WPF, how to make a single instance and shows the MainWindow when another instance is launched in c#

Question

As the title state, I want to make a single instance program and show MainWindow when another instance is launched. I have acheived showing message that only one instance is allowed.

public class MyApplication
{
static Mutex mutex = new Mutex(true, "FirstInstance");
    [STAThread]
    public static void Main(string[] args)
    {
        if (mutex.WaitOne(TimeSpan.Zero, true))
        {
            App app = new App();
            app.InitializeComponent();
            app.Run();
        }
        else
        {
            MessageBox.Show("only one instance at a time");
        }
    }
}

This works fine but I want to show MainWindow rather than a message, so I tried with

static Application app;//change app to static
if (mutex.WaitOne(TimeSpan.Zero, true))
        {
            app = new App();
            app.InitializeComponent();
            app.Run();
        }  
else
{
    app.MainWindow.WindowState = WindowState.Normal;
}

I get "System.NullReferenceException: Object reference not set to an instance of an object". It seems MainWindow in app(which is static) is null which I don't get why.

So I tried this article http://sanity-free.org/143/csharp_dotnet_single_instance_application.html But WndProc method doesn't exist in WPF.

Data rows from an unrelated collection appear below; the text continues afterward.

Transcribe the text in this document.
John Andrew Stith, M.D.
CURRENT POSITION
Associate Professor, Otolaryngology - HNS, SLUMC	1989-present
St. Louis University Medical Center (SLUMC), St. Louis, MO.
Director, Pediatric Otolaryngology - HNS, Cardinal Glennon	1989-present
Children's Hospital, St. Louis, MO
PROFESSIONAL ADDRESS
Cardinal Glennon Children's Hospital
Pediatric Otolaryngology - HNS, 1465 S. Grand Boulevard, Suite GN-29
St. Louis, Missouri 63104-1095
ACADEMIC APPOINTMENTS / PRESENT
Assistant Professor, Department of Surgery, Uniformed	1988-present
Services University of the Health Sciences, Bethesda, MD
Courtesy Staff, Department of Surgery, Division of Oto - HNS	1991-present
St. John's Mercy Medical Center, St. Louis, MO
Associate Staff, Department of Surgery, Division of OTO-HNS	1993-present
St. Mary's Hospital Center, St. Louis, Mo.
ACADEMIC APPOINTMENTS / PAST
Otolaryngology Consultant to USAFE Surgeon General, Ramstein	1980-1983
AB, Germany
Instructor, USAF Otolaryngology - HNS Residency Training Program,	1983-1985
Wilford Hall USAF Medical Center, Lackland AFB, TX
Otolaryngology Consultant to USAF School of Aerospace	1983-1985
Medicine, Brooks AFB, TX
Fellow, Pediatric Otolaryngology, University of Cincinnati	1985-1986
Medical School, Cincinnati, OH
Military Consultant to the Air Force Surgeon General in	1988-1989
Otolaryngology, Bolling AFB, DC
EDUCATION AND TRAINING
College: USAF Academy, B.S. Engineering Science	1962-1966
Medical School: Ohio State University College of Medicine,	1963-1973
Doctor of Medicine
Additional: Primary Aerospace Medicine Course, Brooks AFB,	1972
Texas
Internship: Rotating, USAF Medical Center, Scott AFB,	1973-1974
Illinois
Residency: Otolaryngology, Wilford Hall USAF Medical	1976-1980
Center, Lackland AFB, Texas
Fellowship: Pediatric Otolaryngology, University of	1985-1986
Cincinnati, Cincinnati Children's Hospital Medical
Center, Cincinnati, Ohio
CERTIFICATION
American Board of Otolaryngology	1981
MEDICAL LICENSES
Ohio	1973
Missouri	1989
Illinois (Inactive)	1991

I'd appreciate if you can help me. Thanks!

Answer 1

I created a sample WPF app and only changed the App.xaml.cs file. If the single-instance window is already open, this code will find any process that matches the name of the current process, and if that process has a window, shows it:

public partial class App : Application
{
    // signals to restore the window to its normal state
    private const int SW_SHOWNORMAL = 1;

    // create the mutex
    private const string MUTEXNAME = "FirstInstance";
    private readonly Mutex _mutex = new Mutex(true, MUTEXNAME);

    public App()
    {
        if (!_mutex.WaitOne(TimeSpan.Zero))
        {
            ShowExistingWindow();
            Shutdown();
        }
    }

    [DllImport("User32.dll")]
    private static extern bool SetForegroundWindow(IntPtr hWnd);

    [DllImport("user32.dll")]
    private static extern bool ShowWindow(IntPtr hWnd, int nCmdShow);

    // shows the window of the single-instance that is already open
    private void ShowExistingWindow()
    {
        var currentProcess = Process.GetCurrentProcess();
        var processes = Process.GetProcessesByName(currentProcess.ProcessName);
        foreach (var process in processes)
        {
            // the single-instance already open should have a MainWindowHandle
            if (process.MainWindowHandle != IntPtr.Zero)
            {
                // restores the window in case it was minimized
                ShowWindow(process.MainWindowHandle, SW_SHOWNORMAL);

                // brings the window to the foreground
                SetForegroundWindow(process.MainWindowHandle);

                return;
            }
        }
    }
}

FYI, this does not work in debug mode because .vshost becomes part of the process name. If you need it to work in debug mode, you need to iterate through all processes instead of calling Process.GetProcessesByName.

Answer 2

If I havent misunderstood your question try something like this

[STAThread]
    public static void Main(string[] args)
    {
        Task task = new Task(() => { Thread.Sleep(200); MessageBox.Show("what a marvelous engineering"); });
        task.Start();
        //If you want application not to run untill task is complete then just use wait
        task.Wait();

            App app = new App();
            app.InitializeComponent();
            app.Run();
    }

But I am wondering if you want your C# work done before the your MainWindow instantiate why dont you just do your other wor just before App app=new App() and let the code run sequentially.